Engineered quartz is our most specified worktop material, and for good reason. It is consistent in colour and pattern, requires no sealing, handles everyday use well, and comes in hundreds of finishes from plain matt whites through to dramatic veined designs that mimic marble at a fraction of the cost and maintenance. Use a board and trivet for anything hot off the hob.
The brands we use, in the order we tend to specify them:
Natural stone, with each slab unique. Harder and more heat-resistant than quartz. Needs sealing roughly once a year, but handles day-to-day use well. We supply the Sensa range from Cosentino, which comes pre-treated with a protector that significantly reduces maintenance. If you want real stone without the upkeep of traditional granite, Sensa is a good answer.
Dekton, Laminam, and Neolith are ultra-resistant surfaces that are genuinely impervious to heat and very hard to scratch. We can supply all of them, but we do not tend to recommend sintered stone as a first choice for most kitchens. The reason is impact: a dropped cast iron pan can chip or crack a sintered surface, and the repair options are limited. For clients who cook heavily and want the most durable surface possible, it is worth considering. For most family kitchens, the practical advantages of quartz outweigh the headline durability of sintered stone.
Significantly underrated. Modern laminate worktops are a long way from the plastic-looking surfaces of 20 years ago. Good-quality laminate is a sensible choice for clients working to a tighter budget or prioritising spend elsewhere. Not suitable for wet areas around an undermount sink and will deteriorate if water sits at the edges long-term, but in the right context they perform well and look good.
Beautiful in the right kitchen, particularly as an island worktop set against painted cabinetry. Needs regular oiling and will mark with prolonged water and heat exposure. It works best in lower-traffic positions, such as an island used for prep and dining rather than the main washing-up area. Oak is the most popular species.
The single most-requested worktop finish we see is Calacatta-style white quartz with grey veining. It has been popular for four or five years and is not going anywhere. If you want that look, GQ Quartz delivers it at a more sensible price point than the premium brand names.

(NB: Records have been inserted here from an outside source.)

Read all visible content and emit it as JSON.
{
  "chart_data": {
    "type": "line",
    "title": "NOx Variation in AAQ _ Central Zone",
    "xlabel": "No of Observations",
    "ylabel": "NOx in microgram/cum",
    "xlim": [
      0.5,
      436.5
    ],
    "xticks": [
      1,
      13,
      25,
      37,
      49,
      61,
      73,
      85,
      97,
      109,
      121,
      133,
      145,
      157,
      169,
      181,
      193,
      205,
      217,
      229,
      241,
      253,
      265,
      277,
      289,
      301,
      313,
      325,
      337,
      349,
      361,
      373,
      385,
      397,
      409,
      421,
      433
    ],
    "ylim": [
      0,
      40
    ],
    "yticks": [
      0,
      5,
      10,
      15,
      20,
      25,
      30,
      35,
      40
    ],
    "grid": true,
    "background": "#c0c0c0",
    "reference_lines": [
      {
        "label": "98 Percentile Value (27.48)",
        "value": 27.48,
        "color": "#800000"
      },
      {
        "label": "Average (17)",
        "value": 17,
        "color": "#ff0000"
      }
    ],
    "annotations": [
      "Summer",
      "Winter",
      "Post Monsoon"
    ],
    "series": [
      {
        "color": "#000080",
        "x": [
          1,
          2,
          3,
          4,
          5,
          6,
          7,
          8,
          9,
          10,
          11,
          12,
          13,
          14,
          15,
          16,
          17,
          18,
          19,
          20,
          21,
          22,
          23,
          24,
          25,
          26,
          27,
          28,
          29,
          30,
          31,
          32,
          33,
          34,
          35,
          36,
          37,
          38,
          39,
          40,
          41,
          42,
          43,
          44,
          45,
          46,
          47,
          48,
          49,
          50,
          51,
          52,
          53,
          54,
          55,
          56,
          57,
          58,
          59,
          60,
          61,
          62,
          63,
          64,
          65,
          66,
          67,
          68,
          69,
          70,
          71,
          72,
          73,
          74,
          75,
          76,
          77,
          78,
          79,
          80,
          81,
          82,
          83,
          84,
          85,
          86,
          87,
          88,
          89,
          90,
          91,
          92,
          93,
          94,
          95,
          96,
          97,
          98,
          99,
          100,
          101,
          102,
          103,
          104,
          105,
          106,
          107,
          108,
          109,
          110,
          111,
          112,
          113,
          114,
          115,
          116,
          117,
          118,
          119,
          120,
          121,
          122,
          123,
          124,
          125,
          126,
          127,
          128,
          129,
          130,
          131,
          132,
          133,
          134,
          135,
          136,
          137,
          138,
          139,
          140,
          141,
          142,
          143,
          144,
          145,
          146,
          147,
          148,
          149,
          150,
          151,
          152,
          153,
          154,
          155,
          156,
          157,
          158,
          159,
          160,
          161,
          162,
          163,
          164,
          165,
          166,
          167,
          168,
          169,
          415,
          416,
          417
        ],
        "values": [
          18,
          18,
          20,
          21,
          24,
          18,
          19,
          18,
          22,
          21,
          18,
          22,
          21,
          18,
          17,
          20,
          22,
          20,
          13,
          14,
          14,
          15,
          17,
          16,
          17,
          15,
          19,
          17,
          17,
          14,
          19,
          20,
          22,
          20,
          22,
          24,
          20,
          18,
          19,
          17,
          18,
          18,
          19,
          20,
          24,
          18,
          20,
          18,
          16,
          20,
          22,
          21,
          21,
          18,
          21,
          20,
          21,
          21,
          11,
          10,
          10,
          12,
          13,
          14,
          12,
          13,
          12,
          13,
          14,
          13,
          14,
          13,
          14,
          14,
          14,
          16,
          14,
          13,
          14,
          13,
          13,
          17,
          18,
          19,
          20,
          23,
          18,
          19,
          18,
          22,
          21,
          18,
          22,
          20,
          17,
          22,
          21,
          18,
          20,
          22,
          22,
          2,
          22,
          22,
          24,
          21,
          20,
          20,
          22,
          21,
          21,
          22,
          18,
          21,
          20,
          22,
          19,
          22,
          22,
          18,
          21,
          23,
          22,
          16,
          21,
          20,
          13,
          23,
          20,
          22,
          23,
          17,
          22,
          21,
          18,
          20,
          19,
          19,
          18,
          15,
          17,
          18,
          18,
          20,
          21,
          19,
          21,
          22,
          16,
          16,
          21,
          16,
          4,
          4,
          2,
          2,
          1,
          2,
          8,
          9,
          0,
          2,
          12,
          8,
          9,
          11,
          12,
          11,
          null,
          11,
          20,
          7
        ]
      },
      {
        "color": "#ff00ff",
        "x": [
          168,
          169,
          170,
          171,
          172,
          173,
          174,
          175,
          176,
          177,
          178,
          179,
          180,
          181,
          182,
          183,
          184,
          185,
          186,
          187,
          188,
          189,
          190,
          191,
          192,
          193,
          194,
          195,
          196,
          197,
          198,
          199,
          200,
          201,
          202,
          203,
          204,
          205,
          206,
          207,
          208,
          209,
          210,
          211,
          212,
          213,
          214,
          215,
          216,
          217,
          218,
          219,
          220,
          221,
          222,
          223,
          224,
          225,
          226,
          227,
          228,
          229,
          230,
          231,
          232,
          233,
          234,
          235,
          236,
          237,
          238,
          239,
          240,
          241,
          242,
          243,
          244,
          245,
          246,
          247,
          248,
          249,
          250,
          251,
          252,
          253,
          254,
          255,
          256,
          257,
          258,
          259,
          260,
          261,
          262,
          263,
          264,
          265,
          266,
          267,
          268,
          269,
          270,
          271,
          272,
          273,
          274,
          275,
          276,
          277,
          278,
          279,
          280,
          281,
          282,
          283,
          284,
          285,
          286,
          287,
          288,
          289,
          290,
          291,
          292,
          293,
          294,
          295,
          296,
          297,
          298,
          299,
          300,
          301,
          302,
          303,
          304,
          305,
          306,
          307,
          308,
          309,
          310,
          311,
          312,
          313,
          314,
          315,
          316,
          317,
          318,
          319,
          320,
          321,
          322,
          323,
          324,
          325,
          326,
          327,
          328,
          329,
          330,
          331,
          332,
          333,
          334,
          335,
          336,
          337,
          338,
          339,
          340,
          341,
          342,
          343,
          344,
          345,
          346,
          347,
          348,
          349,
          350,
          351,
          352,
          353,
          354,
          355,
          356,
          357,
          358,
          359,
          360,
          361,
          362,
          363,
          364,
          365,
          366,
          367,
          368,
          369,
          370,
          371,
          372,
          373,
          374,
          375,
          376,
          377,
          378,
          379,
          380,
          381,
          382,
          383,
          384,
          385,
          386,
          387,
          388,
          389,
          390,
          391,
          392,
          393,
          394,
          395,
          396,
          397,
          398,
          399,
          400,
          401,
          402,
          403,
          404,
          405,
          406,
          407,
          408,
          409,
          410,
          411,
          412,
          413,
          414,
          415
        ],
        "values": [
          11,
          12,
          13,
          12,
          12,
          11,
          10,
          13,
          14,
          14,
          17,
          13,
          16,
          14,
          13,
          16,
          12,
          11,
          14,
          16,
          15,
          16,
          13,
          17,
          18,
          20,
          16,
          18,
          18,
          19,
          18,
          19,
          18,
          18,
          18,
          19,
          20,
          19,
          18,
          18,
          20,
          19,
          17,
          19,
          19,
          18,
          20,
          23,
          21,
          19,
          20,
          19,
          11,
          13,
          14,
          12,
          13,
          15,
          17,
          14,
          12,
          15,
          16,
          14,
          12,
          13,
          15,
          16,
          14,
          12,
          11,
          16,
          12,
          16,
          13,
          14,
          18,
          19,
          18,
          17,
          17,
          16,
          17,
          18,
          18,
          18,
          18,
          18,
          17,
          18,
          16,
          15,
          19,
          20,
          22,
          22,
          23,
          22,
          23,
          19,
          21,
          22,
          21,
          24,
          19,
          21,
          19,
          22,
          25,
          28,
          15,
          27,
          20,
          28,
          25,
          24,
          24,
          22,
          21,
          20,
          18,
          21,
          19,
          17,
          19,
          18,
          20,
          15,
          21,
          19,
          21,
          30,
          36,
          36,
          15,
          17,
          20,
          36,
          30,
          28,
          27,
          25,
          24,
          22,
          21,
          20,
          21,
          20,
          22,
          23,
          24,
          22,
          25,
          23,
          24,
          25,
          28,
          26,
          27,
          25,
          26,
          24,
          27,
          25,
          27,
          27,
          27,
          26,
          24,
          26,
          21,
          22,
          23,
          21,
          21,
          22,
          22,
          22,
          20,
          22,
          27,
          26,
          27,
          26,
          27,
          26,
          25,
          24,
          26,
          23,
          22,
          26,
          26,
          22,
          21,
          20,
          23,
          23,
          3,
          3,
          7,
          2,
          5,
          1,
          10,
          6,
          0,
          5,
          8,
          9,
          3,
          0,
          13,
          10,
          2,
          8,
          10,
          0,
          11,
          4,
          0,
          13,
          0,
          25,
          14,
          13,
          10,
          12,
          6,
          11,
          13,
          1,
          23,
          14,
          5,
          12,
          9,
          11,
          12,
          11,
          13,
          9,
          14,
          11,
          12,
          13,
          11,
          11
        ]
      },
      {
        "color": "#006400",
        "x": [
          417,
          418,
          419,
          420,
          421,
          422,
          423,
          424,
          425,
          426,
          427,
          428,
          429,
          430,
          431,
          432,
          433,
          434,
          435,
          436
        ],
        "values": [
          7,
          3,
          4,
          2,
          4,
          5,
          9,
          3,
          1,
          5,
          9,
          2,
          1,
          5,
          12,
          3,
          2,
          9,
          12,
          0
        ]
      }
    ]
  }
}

Use a trivet. Quartz is heat-resistant to a point, but a pan straight off the hob can leave a mark. The resin binders in engineered quartz are the weak point, not the stone itself. Granite handles heat better if that matters to you.
Square edge or pencil round are the cleanest and most timeless choices. Bullnose and ogee profiles date quickly. If in doubt, go square.
Mixing has become popular, typically a stone worktop on perimeter units and a wood island. Done well it looks considered; done poorly it looks unresolved. We will advise based on your specific kitchen and colour choices.
20mm is standard. 30mm looks more substantial at the edge and suits farmhouse and traditional kitchens particularly well. The cost difference is modest relative to the visual impact, and we like to see the thicker profile in the right kitchen.
If you are putting a hob on top of a built under oven, check the thickness of the worktop is enough so that the top of the oven does not touch the bottom of the hob!